Taking the fight to Fibre Channel

No VC is going to fund a start-up intent on attacking EMC's SAN array heartland with a disk drive array - who would be that foolish - but a flash array which outperforms VMAX/VNX and costs less? Now you're talking - if it's for real.

Pure Storage is confident that it has the technology to beat EMC, Dell, HDS, HP, IBM and NetApp Fibre Channel SAN arrays. We've described the technology previously, but to recap, it's an all-flash array with thin-provisioning, compression and deduplication to enable its cost/GB to be lower than SAN disk arrays.

Product VP Matt Kixmoeller said at a press briefing: "We saw a lot of flash start-ups over the past couple of years - but they were blinded by performance. We thought the biggest obstacle was economics."

It's not sufficient to have the technology and the economics alone though; credibility is key when you're selling mission-critical arrays to enterprises used to dealing with rock solid suppliers like EMC and the like. Pure is pursuing that by conducting very open and lengthy alpha and beta testing.
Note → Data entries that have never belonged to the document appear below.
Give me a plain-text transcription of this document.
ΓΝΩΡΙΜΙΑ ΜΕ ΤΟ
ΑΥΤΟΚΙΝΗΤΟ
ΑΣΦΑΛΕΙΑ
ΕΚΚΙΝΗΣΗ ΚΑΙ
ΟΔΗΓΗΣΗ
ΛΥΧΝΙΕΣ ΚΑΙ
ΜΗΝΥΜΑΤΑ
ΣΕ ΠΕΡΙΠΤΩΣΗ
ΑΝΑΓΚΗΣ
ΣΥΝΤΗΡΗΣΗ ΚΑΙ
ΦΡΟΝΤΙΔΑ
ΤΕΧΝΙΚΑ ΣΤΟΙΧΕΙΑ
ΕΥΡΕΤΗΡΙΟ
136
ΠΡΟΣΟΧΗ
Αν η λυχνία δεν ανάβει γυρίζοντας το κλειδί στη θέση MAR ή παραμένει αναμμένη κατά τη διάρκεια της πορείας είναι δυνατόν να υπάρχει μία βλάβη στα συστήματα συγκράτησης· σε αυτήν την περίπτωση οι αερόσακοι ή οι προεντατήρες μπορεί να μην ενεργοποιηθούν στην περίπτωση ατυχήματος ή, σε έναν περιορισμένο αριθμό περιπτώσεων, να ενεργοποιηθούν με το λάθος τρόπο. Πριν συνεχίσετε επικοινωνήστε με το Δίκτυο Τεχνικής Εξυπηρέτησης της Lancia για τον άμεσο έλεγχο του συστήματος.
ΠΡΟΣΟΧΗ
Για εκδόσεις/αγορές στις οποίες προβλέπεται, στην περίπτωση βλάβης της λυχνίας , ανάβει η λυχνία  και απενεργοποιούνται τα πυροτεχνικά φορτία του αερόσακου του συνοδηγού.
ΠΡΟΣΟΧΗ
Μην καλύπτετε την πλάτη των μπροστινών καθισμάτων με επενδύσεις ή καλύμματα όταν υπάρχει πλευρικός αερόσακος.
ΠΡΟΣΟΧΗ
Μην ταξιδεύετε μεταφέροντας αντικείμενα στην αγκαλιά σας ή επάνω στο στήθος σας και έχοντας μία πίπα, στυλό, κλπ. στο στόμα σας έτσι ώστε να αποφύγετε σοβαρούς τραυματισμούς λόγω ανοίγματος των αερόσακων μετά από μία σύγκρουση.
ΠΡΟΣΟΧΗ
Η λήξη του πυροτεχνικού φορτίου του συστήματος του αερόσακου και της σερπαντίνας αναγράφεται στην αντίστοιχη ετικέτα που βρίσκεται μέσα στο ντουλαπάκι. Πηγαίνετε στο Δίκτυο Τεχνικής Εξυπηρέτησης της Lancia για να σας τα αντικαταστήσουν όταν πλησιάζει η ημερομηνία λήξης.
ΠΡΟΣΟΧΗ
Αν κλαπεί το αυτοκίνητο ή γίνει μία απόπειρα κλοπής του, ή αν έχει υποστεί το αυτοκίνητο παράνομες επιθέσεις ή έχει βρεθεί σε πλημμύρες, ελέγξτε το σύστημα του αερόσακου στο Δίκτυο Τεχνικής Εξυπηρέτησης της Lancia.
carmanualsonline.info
Kixmoeller said: "We're certifying beta release runs on four platforms and variants. We've spent millions on interoperability testing." There are some 40 companies beta testing Pure's product, which could ship in the second quarter next year, and testing started one-and-a-half years ago.

Pure is even publishing case studies of some beta testers, such as eMeter. This is generally unheard of in the industry.

Our feeling is that Pure will probably bring out TPC benchmarks; another credibility booster.

Software smarts

Pure is developing extremely clever software to drive its off-the-shelf consumer-class multi-level cell (MLC) flash to both perform fast and dependably, and have a robust working life. It's carrying out extensive profiling of Samsung NAND drives, working closely with Samsung, and investor and the main one of its two flash suppliers, the other being STEC with a customised ZeusIOPS card.

Pure Storage array

Pure Storage array

It is tuning its software so that it manages its writes to the drive to reduce write amplification and avoid brief period when a drive can't write through internal activity, switching writes to other drives and then back again. Technology director Michael Cornwell said: "We have 1 per cent over-provisioning. Our write pattern means the drive never has to do internal garbage collection ... We run garbage collection globally over the entire array ... It's all about reducing latency. Every millisecond/microsecond is sacred to applications."

Pure seems to be a reprise of 3PAR in its approach: going for the Fibre Channel SAN jugular. It is going to say to EMC customers: "Don't buy a VMAX or VNX. Buy one of our arrays and get better than EMC performance for less money but the same enterprise-class reliability, availability, service and support". It knows it has to have a compelling proposition to prise customers away from the comfort blankets provided by HDS, HP, IBM and the other top SAN storage array providers.